Antonio J Rojas Tejada1, Andres Gonzalez Gomez, Jose L Padilla Garcia
1Area de Metodología de las Ciencias del Comportamiento, University of Almería, 04120 Almería, Spain. arojas@ual.es
Summary
Two methods for fitting data to Latent Trait Theory Models were compared. The Total-Persons-Items strategy prioritizes person fit, while Total-Items-Persons prioritizes item fit, impacting model evaluation.
Area of Science:
- Psychometrics
- Educational Measurement
- Statistical Modeling
Background:
- Latent Trait Theory (LTT) models are crucial for understanding measurement properties.

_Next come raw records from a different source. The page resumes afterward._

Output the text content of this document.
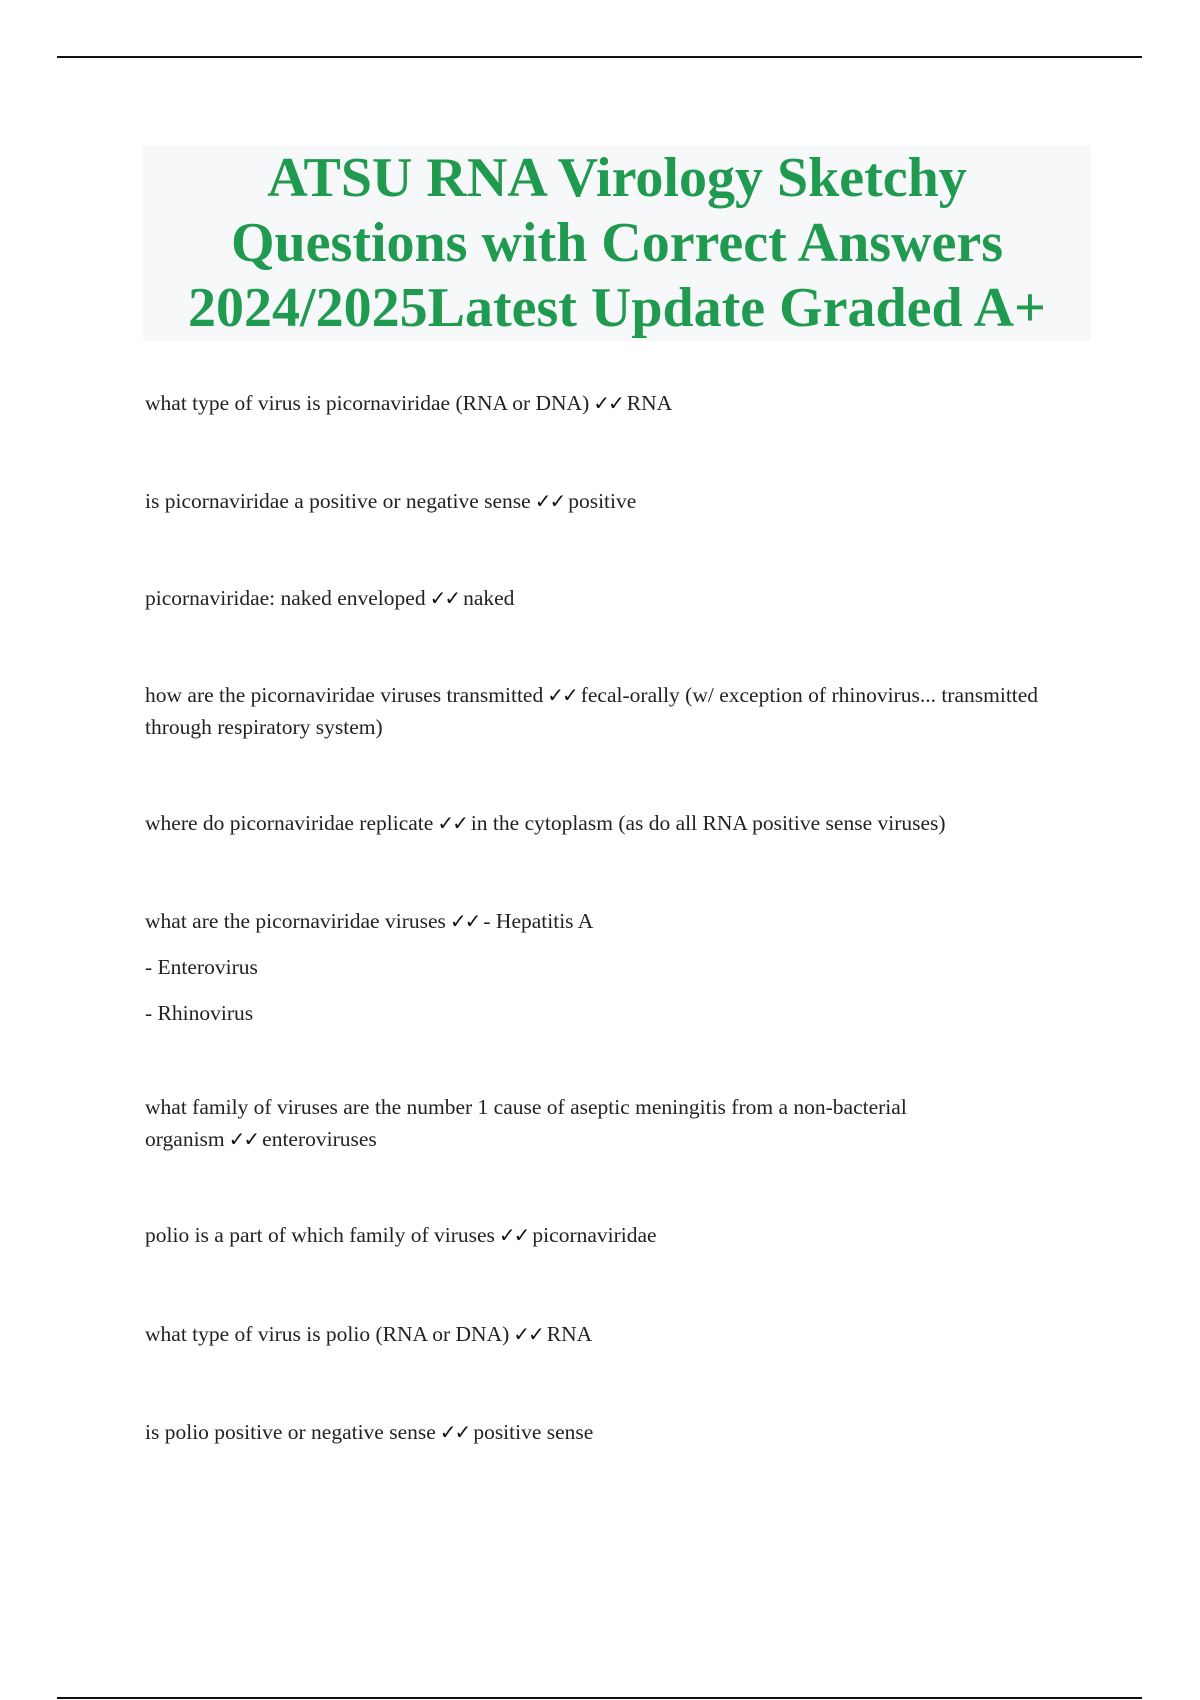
ATSU RNA Virology Sketchy
Questions with Correct Answers
2024/2025Latest Update Graded A+

what type of virus is picornaviridae (RNA or DNA) ✓✓ RNA

is picornaviridae a positive or negative sense ✓✓ positive

picornaviridae: naked enveloped ✓✓ naked

how are the picornaviridae viruses transmitted ✓✓ fecal-orally (w/ exception of rhinovirus... transmitted through respiratory system)

where do picornaviridae replicate ✓✓ in the cytoplasm (as do all RNA positive sense viruses)

what are the picornaviridae viruses ✓✓ - Hepatitis A

- Enterovirus

- Rhinovirus

what family of viruses are the number 1 cause of aseptic meningitis from a non-bacterial organism ✓✓ enteroviruses

polio is a part of which family of viruses ✓✓ picornaviridae

what type of virus is polio (RNA or DNA) ✓✓ RNA

is polio positive or negative sense ✓✓ positive sense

- Assessing data fit to LTT models is essential for valid interpretations.
- Existing strategies for data fitting may yield different results based on their procedural order.
Purpose of the Study:
- To comparatively analyze two distinct strategies for fitting data to Latent Trait Theory Models.
- To investigate the impact of procedural order (person-fit first vs. item-fit first) on model evaluation.
- To propose a method for controlling the sensitivity of fit statistics to sample size.
Main Methods:
- A comparative study was conducted using two fitting strategies: Total-Persons-Items (TPI) and Total-Items-Persons (TIP).
- Data from 821 persons on a 30-item religious attitude scale were analyzed.
- The Partial Credit Model and the Rating Scale Model were employed.
Main Results:
- The TPI strategy maximized the number of persons demonstrating good fit to the models.
- The TIP strategy maximized the number of items demonstrating good fit to the models.
- A procedure to control for sample size's influence on fit assessment was developed.
Conclusions:
- The choice between TPI and TIP strategies significantly influences whether person or item fit is prioritized.
- Researchers must consider the implications of each strategy for their specific research questions.
- The proposed method aids in robustly evaluating model fit across different sample sizes.